3017382 Republic of France Republic of France An Fhrainc,An Fhraing,(...) 46 2 A PCLI FR 00 64768389 543 Europe/Paris 2015-01-08
Now we have the whole hierarchy, summarized in the following table.
level name id fclass fcode ccode adm1_code adm2_code adm3_code adm4_code country Republic of France 3017382 A PCLI FR level 1 Occitanie 11071623 A ADM1 FR 76 level 2 Département de la Haute-Garonne 3013767 A ADM2 FR 76 31 level 3 Arrondissement de Toulouse 2972314 A ADM3 FR 76 31 313 level 4 Toulouse 6453974 A ADM4 FR 76 31 313 31555 city Toulouse 2972315 P PPL FR 76 31 313 31555
Alternate names
In the previous example, "Republic of France" is the main name for Geonames. But this is not the name in French ("République française"), and even the name in French is not the most commonly used name which is "France".
In the same way, "Département de la Haute-Garonne" is not the most commonly used name for the department, which is just "Haute-Garonne".

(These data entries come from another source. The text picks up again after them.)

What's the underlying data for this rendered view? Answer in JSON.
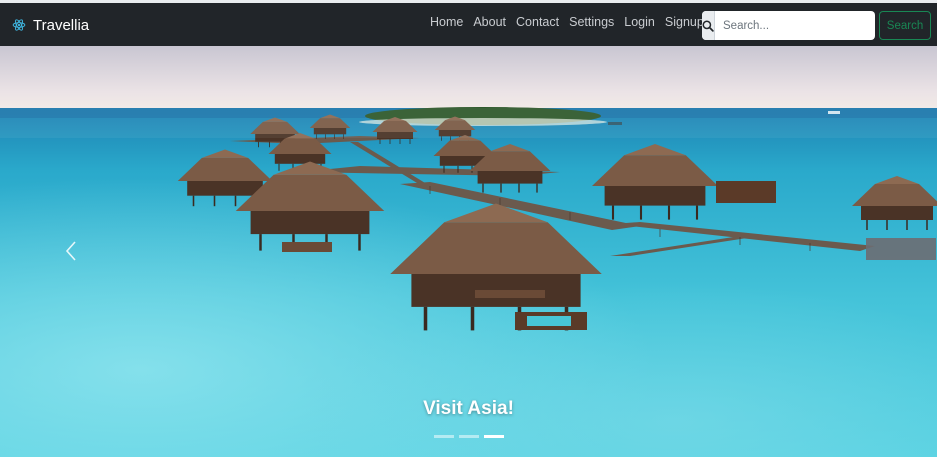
{
  "navbar": {
    "brand": "Travellia",
    "links": [
      "Home",
      "About",
      "Contact",
      "Settings",
      "Login",
      "Signup"
    ]
  },
  "search": {
    "placeholder": "Search...",
    "button_label": "Search"
  },
  "carousel": {
    "caption": "Visit Asia!",
    "slide_count": 3,
    "active_slide": 3
  },
  "icons": {
    "brand": "atom-icon",
    "search": "search-icon",
    "prev": "chevron-left-icon"
  },
  "colors": {
    "navbar_bg": "#212529",
    "search_button_accent": "#198754",
    "water": "#3fc3d6",
    "roof": "#7a5a45"
  }
}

The fourth column in allCountries.txt provides a comma-separated list of alternate names for a place, in other languages and in other forms. But this is not very useful because we can't decide which form in the list is in which language.
For this, the Geonames project provides another file to download: alternateNames.zip. Go back to the download page, download it, and extract it. You'll get another tabulation-separeted CSV file named alternateNames.txt.

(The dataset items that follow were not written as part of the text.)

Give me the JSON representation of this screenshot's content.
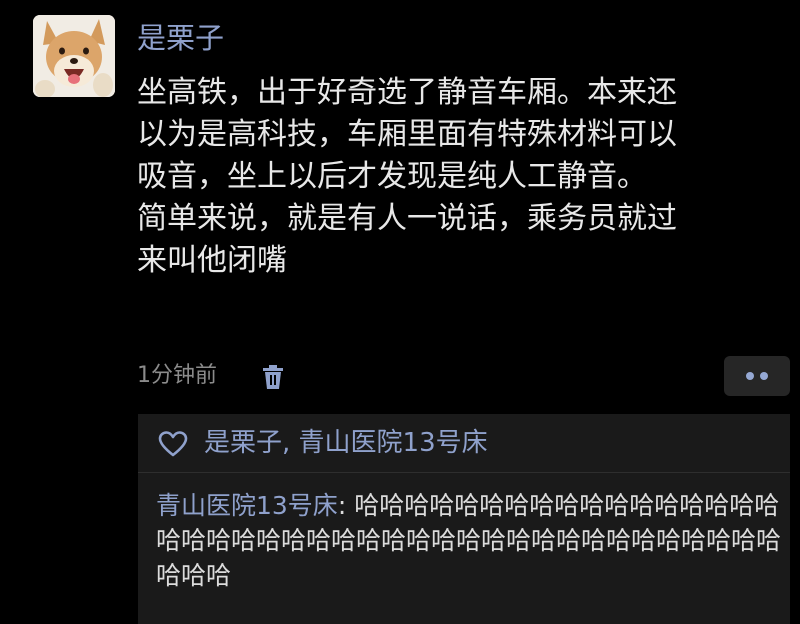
{
  "post": {
    "username": "是栗子",
    "lines": [
      "坐高铁，出于好奇选了静音车厢。本来还",
      "以为是高科技，车厢里面有特殊材料可以",
      "吸音，坐上以后才发现是纯人工静音。",
      "简单来说，就是有人一说话，乘务员就过",
      "来叫他闭嘴"
    ],
    "timestamp": "1分钟前",
    "avatar_icon": "shiba-dog-avatar",
    "delete_icon": "trash-icon",
    "more_icon": "more-dots-icon"
  },
  "likes": {
    "icon": "heart-icon",
    "names": "是栗子, 青山医院13号床"
  },
  "comments": [
    {
      "author": "青山医院13号床",
      "separator": ": ",
      "text": "哈哈哈哈哈哈哈哈哈哈哈哈哈哈哈哈哈哈哈哈哈哈哈哈哈哈哈哈哈哈哈哈哈哈哈哈哈哈哈哈哈哈哈哈哈"
    }
  ],
  "colors": {
    "background": "#000000",
    "name_link": "#8fa1cc",
    "body_text": "#e8e8e8",
    "meta_text": "#8b8b8b",
    "panel": "#1a1a1a"
  }
}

Let's look at alternate names for the Haute-Garonne department.
$ grep -P '\t3013767\t' alternateNames.txt
Multiple names are printed.
2080345 3013767 fr Département de la Haute-Garonne 2080346 3013767 es Alto Garona 1 1 2187116 3013767 fr Haute-Garonne 1 1 2431178 3013767 it Alta Garonna 1 1 2703076 3013767 en Upper Garonne 1 1 2703077 3013767 de Haute-Garonne 1 1 3047130 3013767 link http://en.wikipedia.org/wiki/Haute-Garonne 3074362 3013767 en Haute Garonne 4288095 3013767 Département de la Haute-Garonne 10273497 3013767 link http://id.loc.gov/authorities/names/n80009763
To understand these columns, let's look again at the documentation.

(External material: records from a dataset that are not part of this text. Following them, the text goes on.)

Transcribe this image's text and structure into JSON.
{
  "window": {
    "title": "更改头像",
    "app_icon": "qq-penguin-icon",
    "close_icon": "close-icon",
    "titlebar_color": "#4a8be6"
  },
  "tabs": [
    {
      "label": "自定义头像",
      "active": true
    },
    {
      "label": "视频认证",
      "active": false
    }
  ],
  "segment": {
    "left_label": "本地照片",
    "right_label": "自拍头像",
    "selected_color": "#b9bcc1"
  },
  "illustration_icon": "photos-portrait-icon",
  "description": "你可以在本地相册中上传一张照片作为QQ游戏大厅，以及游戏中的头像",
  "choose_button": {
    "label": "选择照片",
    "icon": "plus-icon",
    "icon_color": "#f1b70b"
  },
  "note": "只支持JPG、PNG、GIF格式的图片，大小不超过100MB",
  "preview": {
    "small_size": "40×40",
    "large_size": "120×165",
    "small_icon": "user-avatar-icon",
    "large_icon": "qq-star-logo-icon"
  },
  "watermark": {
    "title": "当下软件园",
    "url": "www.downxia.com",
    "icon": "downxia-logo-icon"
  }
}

The table 'alternate names' : ----------------------------- alternateNameId : the id of this alternate name, int geonameid : geonameId referring to id in table 'geoname', int isolanguage : iso 639 language code 2- or 3-characters; (...) alternate name : alternate name or name variant, varchar(400) isPreferredName : '1', if this alternate name is an official/preferred name isShortName : '1', if this is a short name like 'California' for 'State of California' isColloquial : '1', if this alternate name is a colloquial or slang term isHistoric : '1', if this alternate name is historic and was used in the pastq
We can see that "Haute-Garonne" is a short version of "Département de la Haute-Garonne" and is the preferred form in French. As an exercise, the reader can confirm in the same way that "France" is the preferred shorter form for "Republic of France" in French.
And that's it for our introductory journey into Geonames. You are now familiar enough with this data to begin working with it using Pandas in Python. In fact, what we have done until now, namely working with grep commands, is not very useful... See you in part 2!